In 1926 Mr. Rene Lacoste at the U.S. Open championship has worn his new invention – a Polo shirt. Tennis players at this time wore “tennis whites” consisting of long-sleeved white button-up shirts (worn with the sleeves rolled up), flannel trousers, and ties. As you can imagine this garment set was creating problems for ease of play and comfort of wearing. Lacoste’s shirt has eliminated all of those problems and perfectly settled down in the tennis industry. Now every tennis player is wearing Polo shirt.

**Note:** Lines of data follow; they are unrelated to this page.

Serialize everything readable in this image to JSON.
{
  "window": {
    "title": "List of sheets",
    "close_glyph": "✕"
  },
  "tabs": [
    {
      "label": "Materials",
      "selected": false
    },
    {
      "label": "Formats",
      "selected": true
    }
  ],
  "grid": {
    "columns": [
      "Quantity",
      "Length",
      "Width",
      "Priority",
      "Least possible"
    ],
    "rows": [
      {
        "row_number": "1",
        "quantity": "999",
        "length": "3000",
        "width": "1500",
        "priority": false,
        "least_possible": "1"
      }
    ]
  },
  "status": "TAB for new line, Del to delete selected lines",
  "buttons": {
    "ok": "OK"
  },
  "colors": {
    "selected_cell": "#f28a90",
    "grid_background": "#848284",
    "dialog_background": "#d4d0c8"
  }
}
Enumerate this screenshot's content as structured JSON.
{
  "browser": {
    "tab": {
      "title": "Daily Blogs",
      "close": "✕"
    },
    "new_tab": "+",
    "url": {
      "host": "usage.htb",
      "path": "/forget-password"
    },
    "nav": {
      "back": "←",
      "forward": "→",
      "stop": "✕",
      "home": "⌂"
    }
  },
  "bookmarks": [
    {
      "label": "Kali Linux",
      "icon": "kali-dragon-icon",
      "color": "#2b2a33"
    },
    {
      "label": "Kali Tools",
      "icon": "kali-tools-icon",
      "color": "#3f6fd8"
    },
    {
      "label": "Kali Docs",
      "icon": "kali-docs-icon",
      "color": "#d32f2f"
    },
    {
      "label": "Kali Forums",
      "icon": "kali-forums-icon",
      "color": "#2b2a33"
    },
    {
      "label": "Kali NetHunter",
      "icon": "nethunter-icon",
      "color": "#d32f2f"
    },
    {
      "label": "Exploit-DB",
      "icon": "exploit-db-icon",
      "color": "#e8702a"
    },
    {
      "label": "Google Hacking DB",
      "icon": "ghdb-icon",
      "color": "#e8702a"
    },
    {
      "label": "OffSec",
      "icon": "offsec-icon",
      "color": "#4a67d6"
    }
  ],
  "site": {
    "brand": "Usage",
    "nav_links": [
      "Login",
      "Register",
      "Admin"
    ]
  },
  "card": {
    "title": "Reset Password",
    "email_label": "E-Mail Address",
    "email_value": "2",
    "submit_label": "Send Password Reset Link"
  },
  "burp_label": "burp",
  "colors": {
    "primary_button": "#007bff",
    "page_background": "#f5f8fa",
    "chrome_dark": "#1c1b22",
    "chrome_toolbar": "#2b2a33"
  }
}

But why a tennis shirt is called “Polo”?
Before Lacoste’s 1933 mass-marketing of his tennis shirt, polo players wore thick long-sleeve shirts made of Oxford-cloth cotton. This shirt was the first to have a buttoned-down collar, which polo players invented in the late 19th century to keep their collars from flapping in the wind (Brooks Brothers’s early president, John Brooks, noticed this while a polo match in England and began producing such shirt in 1896). Brooks Brothers still produce this style of button-down “polo shirt”. Still, like early tennis clothing, those clothes presented a discomfort on the field, and when polo players became aware of Lacoste’s invention in the 1930s they readily adopted it for use in polo. In 1920, Lewis Lacey, a Canadian born of English parents in Montreal, Quebec in 1887, haberdasher and polo player, began producing a shirt that was embroidered with the logo of a polo player, a design originated at the Hurlingham Polo Club near Buenos Aires.
The term polo shirt, which previously had referred only to the long-sleeved buttoned-down shirts traditionally used in polo, soon became a common use name for the tennis shirt; no later than the 1950s, it was in common usage in the U.S. to describe the shirt most commonly thought of as part of formal tennis attire. Indeed, tennis players often would refer to their shirt as a “polo shirt”, notwithstanding the fact that their sport had used it before polo did.
Nowadays you can see this shirt worn by players of sports like baseball, football, golf, rugby and many more.